C Paul Haynes. 195 points in 390 career games are not eye-popping numbers, even in the 1930's, and especially when it includes only 61 goals. However, his peak is intriguing, as he is one of only two players with two top-10 points finishes who were not drafted. He finished 5th and 9th, and not during war years, either.
RW Eddie Wiseman. 280 points in 454 games during the 30's and 40's, and finished 8th in scoring one season. Also a cup winner with a reasonable 20 points in 45 playoff games.
RW Art Gagne. 100 pts in 228 NHL games is nothing special, but he did peak at 6th in the NHL in points. Aside from that, he had a long career in the other pro leagues and was a first and second team all-star in the WCHL.
RW Joe Lamb. 229 points in 443 games from 1927 to 1938. One of the better two-way wingers of his time. Always a decent scorer, but had an amazing 1929-30 where he put up 29 goals and 49 points in 44 games (9th in the NHL) and led the league in PIM.

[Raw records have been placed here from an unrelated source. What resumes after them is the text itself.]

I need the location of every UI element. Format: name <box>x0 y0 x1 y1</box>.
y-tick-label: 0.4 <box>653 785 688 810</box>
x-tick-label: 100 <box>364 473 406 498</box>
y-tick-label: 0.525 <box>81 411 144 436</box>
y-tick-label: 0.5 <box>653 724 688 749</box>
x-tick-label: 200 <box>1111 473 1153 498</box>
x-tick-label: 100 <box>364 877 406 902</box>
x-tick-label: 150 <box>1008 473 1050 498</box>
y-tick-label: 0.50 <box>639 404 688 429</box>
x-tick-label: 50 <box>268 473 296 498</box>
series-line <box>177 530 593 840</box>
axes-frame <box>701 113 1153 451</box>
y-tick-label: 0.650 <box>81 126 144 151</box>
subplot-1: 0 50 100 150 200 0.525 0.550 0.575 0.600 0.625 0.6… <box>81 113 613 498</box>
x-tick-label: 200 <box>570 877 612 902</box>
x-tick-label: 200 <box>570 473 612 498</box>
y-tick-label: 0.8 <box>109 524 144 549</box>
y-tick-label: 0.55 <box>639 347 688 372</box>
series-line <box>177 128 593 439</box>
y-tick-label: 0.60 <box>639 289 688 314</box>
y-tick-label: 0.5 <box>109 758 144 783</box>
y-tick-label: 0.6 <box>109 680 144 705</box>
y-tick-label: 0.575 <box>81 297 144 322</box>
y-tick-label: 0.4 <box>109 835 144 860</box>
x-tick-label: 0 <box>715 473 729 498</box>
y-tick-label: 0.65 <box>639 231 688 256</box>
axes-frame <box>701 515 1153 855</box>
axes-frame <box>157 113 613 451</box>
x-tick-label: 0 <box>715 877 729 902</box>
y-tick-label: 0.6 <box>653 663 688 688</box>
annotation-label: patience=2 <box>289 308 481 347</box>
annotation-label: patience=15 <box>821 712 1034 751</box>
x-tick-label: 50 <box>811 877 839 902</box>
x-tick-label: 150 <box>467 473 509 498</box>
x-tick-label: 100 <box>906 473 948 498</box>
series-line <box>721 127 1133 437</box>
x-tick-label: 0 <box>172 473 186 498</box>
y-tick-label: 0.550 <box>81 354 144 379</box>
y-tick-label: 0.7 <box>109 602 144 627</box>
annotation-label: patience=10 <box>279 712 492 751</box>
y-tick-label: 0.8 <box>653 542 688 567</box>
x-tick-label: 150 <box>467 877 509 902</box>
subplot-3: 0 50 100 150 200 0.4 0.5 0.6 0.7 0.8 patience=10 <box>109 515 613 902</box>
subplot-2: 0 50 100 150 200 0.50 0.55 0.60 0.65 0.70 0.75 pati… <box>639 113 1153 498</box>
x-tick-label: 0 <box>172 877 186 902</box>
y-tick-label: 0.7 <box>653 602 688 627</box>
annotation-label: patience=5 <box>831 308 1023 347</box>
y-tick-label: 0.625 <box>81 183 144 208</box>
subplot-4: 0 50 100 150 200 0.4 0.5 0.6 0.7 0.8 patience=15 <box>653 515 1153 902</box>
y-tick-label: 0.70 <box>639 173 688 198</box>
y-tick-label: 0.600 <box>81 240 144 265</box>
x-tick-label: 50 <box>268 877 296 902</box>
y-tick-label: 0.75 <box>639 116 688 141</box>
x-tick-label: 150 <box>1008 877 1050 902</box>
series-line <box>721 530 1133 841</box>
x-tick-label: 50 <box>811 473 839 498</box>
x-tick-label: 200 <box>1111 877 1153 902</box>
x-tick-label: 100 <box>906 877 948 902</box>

C Marc Savard. Very one-dimensional, and has never played in the playoffs. But, he has made better players out of his linemates and has Jason Allison-like ability with the puck. Has been 9th in NHL scoring twice and is currently enjoying his 4th straight season at considerably higher than a point per game. 566 points in 645 games in this era, that's pretty impressive.
LW Rob Zamuner. One of the best defensive forwards of the late 1990's. Received selke votes and was selected as a forward to Canada's 1998 olympic squad.
LW P.J. Axelsson One of the best defensive forwards of the past decade. Has received selke votes on many occasions and is lauded for his shutdown ability.
Marc Bergevin. A dependable stay at home defender for two decades. 1191 NHL games and a great dressing room presence.
Luke Richardson. Another dependable defender, this one is still going at age 39. 1400 career games, was once tough as nails but has calmed down. A good veteran presence in any dressing room and sticks up for his teammates. Early in his career he was a very feared bodychecker, and in 1997 was the hottest free agent commodity (in the rare group II)
Pat Quinn. A dependable stay at home defenseman who was super tough and could lay you out with a huge bodycheck... just ask Bobby Orr. would help stabilize any blueline.
Adrian Aucoin. For a few years, was a top-6 defenseman in the NHL. A massive minute muncher who could eat up 30 minutes with ease. Once scored 23 goals in a season. Dependable at both ends of the rink. 297 pts in 752 games.
Jim Carey. He faded fast, but he did win a vezina, and his season before that was excellent too. In a draft where relative flashes in the pan like Theodore, Cude, McNeil, Simmons, and McCool can be picked, I thought Carey would find a home.
Brian Hayward. People forget that in the seasons he shared the Jennings with Patrick Roy, he was playing 40-45% of the schedule! Placed 1st in NHL GAA once, and second twice, as well as 3rd in sv% once.
Dwayne Roloson. Carried the Oilers to the finals on his back, but before that, placed 2nd in the NHL in GAA and 1st in sv%, was 2nd in sv% another year. As a backup, filled in admirably to beat the Leafs with Hasek injured.
Shall any of these be stricken from the records? Let me know :)
I never liked Zamuner and the collective huh? at his team canada selection proved significant as he faded away instead of rose to fame. Eagles i was always eh about, took him for a scrub filler, nothing remarkable. Aucoin was never top-6 in the NHL, except in the minds of some fellow Canucks fans. Top-30 for a while, yeah.
Didn't know about #99 Joe Lamb. Nice.
Would LW Curt Bennett would be good enough for this? 334 pts in 580 games with the Flames, but a dreadful 2pts in 21 playoffs games. Twice in ASG, 75-76. Came across him in my researches.
As does D Jumbo Rick Lapointe. 220 pts in 664, physical D-Men, rather mobile for his era. Played for the Wings, Flyers, Blues, Nordiques and Kings.
As does D Bryan Watson. Not much about him, zero offensive skills, but something of pest. Was the all-time PIMs leader before Dave Schultz.